Heat and Humidity Risks
Even though the Aussie’s double coat provides some insulation against external heat, these dogs are still very much at risk for overheating, particularly in humid conditions. Panting works by evaporating moisture, and when the air is already saturated with humidity, that evaporation slows dramatically. Your dog pants harder but cools down less efficiently. Hot, humid days are the highest-risk combination.
Signs that panting has crossed from normal cooling into overheating include drooling more than usual, stumbling or seeming disoriented, and changes in gum or tongue color. A healthy dog’s gums and tongue are pink. If they turn deep red, blue, purple, or blackish, that’s an emergency. Those color changes indicate the body is either overheating severely or not getting enough oxygen, and your dog needs veterinary care immediately.
Practical steps that help: provide constant access to fresh water, avoid exercising during the hottest part of the day, offer shade and cool surfaces to lie on, and never leave your Aussie in a parked car. Even on a 75°F day, the interior of a car can reach dangerous temperatures within minutes.
When Panting Signals a Problem
Most panting in Australian Shepherds is normal. The patterns that should get your attention are panting that happens at rest without a clear reason, panting that’s much heavier or louder than your dog’s usual, panting that doesn’t resolve within a reasonable time after exercise, and panting accompanied by other changes like coughing, lethargy, appetite loss, or behavior shifts. Nighttime panting that wakes your dog (or you) is another red flag, since a cool, resting dog has no reason to pant unless something else is going on.

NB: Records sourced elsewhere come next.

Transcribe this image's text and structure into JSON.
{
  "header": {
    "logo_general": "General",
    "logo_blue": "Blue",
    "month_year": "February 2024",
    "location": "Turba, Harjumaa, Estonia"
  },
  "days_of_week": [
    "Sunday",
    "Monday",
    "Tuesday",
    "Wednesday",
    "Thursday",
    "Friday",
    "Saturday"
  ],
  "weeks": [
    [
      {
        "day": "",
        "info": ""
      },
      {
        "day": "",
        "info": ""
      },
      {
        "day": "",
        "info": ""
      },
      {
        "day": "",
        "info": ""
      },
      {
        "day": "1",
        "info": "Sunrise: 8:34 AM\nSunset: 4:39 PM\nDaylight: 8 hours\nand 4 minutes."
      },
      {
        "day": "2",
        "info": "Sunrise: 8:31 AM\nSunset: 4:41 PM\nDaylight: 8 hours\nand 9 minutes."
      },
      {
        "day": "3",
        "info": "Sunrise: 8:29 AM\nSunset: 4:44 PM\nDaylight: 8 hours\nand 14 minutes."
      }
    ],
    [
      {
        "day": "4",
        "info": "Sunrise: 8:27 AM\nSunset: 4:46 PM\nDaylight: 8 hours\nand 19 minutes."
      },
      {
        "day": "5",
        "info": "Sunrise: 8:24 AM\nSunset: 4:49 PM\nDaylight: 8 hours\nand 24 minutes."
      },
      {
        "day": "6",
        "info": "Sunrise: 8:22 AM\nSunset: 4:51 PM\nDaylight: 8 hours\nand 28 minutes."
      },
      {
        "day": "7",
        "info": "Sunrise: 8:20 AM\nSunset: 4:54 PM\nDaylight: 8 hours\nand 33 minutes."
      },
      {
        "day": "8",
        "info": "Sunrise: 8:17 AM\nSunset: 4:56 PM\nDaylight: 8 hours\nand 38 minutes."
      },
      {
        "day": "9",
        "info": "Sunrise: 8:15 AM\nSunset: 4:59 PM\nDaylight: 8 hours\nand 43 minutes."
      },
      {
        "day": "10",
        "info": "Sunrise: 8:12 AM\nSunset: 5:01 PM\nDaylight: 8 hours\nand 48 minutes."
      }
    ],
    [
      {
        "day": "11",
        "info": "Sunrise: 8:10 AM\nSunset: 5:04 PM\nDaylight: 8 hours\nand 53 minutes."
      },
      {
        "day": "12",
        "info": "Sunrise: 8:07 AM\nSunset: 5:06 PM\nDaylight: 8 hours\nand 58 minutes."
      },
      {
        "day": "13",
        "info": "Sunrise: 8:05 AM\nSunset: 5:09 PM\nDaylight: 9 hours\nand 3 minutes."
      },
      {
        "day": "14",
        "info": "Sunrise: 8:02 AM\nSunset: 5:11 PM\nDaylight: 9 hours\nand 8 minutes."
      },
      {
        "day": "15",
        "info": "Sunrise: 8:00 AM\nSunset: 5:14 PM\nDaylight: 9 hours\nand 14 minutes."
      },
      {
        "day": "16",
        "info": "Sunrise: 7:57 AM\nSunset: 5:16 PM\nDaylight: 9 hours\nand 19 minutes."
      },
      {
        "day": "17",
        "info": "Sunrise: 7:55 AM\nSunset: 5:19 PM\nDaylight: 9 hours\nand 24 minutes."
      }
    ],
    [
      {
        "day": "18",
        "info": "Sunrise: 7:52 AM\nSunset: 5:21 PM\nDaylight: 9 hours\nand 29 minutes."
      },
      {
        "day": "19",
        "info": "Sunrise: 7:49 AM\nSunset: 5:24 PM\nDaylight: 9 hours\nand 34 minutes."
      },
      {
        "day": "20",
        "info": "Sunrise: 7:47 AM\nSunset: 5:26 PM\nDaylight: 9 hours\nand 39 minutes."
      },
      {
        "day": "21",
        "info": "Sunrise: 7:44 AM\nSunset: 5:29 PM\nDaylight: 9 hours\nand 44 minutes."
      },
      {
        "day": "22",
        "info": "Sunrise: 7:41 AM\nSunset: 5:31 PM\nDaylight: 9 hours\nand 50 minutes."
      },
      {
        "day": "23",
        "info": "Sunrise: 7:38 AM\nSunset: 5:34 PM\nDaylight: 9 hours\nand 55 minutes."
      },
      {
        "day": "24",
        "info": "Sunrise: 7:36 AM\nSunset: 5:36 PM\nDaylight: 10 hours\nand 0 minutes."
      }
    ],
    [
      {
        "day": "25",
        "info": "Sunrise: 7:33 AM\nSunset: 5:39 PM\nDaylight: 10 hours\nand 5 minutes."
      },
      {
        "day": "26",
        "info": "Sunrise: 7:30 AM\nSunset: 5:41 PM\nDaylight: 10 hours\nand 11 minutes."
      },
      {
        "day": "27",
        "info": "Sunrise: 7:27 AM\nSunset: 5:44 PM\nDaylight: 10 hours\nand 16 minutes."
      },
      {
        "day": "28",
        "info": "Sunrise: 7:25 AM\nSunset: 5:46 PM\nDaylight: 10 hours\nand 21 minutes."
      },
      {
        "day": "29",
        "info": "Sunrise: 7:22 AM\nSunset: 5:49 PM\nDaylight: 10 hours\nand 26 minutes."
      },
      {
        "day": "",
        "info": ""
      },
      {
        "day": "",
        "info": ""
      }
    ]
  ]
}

One useful habit is to count your dog’s resting breathing rate when they’re relaxed or sleeping. If it consistently falls within the 18 to 34 breaths per minute range and your dog seems comfortable, the panting you notice during active moments is almost certainly normal for the breed. If the resting rate is elevated or your dog seems to pant constantly regardless of temperature or activity, that’s worth bringing up with your vet.